State University of New York Health Science Center, Department of Emergency Medicine, Syracuse 13210, USA.

Copyright

(Copyright © 1999, Elsevier Publishing)

DOI

unavailable

PMID

10102314

Abstract

Because of their infrequency, disasters are difficult to train for. Emergency prehospital personnel frequently participate in small mass casualty incidents (MCIs) (3 to 50 victims). This study sought to examine prehospital performance in small MCIs in areas that are frequently mismanaged in disasters. Prospective data from the resource physician and retrospective data from tape recorded prehospital conversations were collected for a 9-month period. Clinical patient data, patient demographics, emergency medical services squad characteristics, and triage information were recorded. Forty-five consecutive MCIs were studied. Most of these were motor vehicle accidents. Prehospital providers included paid providers, nonpaid providers, and air and ground transport.
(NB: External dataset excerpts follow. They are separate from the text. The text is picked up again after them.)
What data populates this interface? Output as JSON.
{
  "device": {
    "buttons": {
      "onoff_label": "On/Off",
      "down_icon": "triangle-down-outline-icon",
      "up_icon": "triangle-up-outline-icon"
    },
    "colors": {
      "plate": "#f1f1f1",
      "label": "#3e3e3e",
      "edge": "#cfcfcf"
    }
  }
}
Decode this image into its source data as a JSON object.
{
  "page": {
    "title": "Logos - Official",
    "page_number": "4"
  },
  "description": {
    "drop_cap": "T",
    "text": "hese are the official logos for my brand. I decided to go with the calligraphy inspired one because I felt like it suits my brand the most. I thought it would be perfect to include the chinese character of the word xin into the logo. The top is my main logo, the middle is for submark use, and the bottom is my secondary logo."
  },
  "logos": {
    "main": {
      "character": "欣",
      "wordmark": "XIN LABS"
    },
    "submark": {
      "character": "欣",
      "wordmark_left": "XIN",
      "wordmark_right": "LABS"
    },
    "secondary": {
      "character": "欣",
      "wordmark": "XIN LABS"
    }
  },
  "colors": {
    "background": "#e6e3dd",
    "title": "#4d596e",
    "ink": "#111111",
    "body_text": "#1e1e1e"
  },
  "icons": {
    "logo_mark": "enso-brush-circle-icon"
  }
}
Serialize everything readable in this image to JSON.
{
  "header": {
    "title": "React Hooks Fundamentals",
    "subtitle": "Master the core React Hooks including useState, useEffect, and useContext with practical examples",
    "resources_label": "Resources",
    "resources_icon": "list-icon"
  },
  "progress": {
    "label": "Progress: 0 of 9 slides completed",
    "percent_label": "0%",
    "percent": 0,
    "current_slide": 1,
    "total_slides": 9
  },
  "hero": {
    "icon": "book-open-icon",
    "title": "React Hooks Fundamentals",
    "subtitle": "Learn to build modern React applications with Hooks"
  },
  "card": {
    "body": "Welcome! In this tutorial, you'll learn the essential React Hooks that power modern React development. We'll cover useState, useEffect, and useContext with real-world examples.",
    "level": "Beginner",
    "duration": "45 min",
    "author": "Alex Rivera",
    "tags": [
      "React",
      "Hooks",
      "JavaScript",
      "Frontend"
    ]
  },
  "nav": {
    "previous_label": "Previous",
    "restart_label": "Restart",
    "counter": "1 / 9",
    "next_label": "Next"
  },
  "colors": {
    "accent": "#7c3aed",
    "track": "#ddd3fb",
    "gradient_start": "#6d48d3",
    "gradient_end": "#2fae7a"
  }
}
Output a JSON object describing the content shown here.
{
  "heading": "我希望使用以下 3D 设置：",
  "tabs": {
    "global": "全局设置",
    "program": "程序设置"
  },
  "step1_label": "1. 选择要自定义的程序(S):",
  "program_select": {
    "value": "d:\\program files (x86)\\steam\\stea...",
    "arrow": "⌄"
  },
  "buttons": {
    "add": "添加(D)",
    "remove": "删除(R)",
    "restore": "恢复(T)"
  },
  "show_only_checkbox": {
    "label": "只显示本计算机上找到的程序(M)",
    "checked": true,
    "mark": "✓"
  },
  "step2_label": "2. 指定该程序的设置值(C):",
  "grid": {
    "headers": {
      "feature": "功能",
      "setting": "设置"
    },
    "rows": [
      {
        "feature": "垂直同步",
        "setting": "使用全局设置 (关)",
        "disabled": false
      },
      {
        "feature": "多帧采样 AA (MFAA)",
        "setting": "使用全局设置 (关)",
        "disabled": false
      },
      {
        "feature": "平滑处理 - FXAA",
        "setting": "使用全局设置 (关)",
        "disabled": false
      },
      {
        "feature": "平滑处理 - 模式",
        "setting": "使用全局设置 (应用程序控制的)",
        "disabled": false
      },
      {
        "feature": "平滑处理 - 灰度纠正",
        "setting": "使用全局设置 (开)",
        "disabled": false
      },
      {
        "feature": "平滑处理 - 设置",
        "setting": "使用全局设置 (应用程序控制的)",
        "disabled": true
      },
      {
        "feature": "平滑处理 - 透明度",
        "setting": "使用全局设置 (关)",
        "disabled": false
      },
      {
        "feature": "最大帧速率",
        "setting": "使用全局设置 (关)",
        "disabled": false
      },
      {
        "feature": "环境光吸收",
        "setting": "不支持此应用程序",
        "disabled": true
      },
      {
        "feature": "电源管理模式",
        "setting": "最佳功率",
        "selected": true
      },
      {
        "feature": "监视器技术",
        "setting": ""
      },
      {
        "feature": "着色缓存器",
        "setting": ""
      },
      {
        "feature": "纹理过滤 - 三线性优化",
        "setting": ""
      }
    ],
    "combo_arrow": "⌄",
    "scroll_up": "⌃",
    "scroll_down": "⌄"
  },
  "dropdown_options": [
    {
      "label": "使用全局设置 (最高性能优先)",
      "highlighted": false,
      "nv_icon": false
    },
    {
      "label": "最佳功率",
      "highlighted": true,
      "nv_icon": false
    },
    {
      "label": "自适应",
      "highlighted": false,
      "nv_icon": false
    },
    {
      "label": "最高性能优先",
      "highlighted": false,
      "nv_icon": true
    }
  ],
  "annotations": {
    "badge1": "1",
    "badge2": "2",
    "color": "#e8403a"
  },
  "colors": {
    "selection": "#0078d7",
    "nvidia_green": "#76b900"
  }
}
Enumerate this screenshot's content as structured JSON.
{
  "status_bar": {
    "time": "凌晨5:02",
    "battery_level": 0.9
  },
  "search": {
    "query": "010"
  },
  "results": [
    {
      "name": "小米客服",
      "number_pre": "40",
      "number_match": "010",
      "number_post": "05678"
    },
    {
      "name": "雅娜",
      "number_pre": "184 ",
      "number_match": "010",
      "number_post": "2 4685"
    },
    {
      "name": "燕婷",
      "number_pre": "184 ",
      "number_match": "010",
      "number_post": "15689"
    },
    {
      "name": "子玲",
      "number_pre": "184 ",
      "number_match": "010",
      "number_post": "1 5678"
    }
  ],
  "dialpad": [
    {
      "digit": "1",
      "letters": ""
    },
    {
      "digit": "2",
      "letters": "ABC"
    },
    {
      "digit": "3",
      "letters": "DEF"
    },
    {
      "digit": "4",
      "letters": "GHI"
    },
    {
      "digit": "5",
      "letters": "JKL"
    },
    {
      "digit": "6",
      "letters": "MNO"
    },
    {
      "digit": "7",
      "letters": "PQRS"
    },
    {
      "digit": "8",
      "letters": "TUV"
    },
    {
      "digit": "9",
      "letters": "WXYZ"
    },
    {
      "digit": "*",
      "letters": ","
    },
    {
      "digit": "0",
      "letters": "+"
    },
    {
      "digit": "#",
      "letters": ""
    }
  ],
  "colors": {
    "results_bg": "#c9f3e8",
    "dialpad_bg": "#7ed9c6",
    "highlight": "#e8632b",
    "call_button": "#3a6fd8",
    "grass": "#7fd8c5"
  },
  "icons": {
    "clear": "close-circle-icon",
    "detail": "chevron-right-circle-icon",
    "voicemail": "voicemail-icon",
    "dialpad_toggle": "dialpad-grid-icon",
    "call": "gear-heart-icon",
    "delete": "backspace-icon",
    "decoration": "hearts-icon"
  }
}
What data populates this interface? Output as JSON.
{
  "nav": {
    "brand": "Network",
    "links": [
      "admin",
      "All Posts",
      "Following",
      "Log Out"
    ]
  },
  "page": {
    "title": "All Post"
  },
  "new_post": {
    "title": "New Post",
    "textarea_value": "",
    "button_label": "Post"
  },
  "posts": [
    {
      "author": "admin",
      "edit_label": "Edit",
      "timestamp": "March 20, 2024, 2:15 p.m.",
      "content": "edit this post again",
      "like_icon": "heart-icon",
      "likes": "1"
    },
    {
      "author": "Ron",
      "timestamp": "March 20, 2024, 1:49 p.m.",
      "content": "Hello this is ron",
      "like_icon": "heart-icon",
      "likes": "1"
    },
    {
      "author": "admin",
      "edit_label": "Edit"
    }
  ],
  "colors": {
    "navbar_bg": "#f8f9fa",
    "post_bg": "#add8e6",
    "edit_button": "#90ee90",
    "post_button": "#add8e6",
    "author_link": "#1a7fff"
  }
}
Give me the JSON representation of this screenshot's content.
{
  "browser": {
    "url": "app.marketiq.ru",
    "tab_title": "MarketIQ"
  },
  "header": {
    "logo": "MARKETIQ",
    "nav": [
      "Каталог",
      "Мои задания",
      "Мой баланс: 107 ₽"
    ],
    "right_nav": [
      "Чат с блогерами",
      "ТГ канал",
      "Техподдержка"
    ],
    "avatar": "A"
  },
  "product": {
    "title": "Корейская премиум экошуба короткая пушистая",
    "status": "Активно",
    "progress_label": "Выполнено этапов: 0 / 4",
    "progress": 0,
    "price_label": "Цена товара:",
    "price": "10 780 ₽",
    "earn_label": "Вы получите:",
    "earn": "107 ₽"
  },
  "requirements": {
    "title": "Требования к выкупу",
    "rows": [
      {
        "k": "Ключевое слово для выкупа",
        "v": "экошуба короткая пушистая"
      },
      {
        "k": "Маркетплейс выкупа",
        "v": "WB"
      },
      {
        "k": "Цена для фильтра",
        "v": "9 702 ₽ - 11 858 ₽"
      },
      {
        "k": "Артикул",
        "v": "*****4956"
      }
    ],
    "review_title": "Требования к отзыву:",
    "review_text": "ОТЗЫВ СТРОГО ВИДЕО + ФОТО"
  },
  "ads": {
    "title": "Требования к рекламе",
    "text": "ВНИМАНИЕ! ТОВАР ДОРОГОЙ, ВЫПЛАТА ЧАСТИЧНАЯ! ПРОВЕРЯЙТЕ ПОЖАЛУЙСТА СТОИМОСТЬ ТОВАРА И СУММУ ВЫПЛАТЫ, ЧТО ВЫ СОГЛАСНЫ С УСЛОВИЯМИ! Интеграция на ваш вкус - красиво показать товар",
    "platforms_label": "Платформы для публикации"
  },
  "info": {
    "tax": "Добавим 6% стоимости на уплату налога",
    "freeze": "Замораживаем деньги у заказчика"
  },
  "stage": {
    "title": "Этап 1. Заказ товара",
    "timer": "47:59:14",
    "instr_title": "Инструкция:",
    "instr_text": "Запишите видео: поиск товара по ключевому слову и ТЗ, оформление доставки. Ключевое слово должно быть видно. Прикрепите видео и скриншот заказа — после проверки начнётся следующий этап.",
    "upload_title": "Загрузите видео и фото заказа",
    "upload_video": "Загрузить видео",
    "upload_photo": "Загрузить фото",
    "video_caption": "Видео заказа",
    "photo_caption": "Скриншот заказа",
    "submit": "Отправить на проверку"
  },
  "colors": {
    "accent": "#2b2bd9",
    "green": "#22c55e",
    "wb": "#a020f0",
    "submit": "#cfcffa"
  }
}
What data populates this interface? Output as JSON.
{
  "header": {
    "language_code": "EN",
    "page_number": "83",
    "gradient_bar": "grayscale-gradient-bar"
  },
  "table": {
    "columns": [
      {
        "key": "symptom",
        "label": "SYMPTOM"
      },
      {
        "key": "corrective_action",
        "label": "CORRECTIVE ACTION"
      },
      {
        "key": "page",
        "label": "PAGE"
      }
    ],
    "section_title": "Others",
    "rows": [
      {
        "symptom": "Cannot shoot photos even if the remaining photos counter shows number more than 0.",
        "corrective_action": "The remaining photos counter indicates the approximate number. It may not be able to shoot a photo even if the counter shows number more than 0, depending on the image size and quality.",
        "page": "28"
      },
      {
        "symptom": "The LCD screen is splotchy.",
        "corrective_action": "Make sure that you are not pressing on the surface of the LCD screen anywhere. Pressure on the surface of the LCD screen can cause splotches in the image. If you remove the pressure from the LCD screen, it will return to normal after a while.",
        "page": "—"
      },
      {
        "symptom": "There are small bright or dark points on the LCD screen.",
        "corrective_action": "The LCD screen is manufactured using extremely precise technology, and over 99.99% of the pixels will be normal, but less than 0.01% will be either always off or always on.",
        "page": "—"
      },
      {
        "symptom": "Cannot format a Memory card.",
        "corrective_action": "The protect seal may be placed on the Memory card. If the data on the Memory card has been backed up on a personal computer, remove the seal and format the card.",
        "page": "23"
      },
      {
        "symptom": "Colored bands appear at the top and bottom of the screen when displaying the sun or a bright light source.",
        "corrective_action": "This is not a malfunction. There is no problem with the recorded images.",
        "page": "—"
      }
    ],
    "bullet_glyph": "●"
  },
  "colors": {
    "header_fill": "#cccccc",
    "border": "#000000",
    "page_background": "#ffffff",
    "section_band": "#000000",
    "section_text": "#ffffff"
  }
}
The mean number of victims first identified (4.6%) was greatly different than the mean number of victims eventually transported from a scene (7.1%). Most patients were treated at a level 1 trauma center. Frequent errors included having multiple communicators on site (38%), misidentifying the number of victims (56%), and having unclear information for the resource physician (43%). Only 38% of events had prehospital triage information that was deemed appropriate in total. These results show that scene and triage errors are frequent in MCIs of small scale. This information can be used to assay a system's readiness for disasters.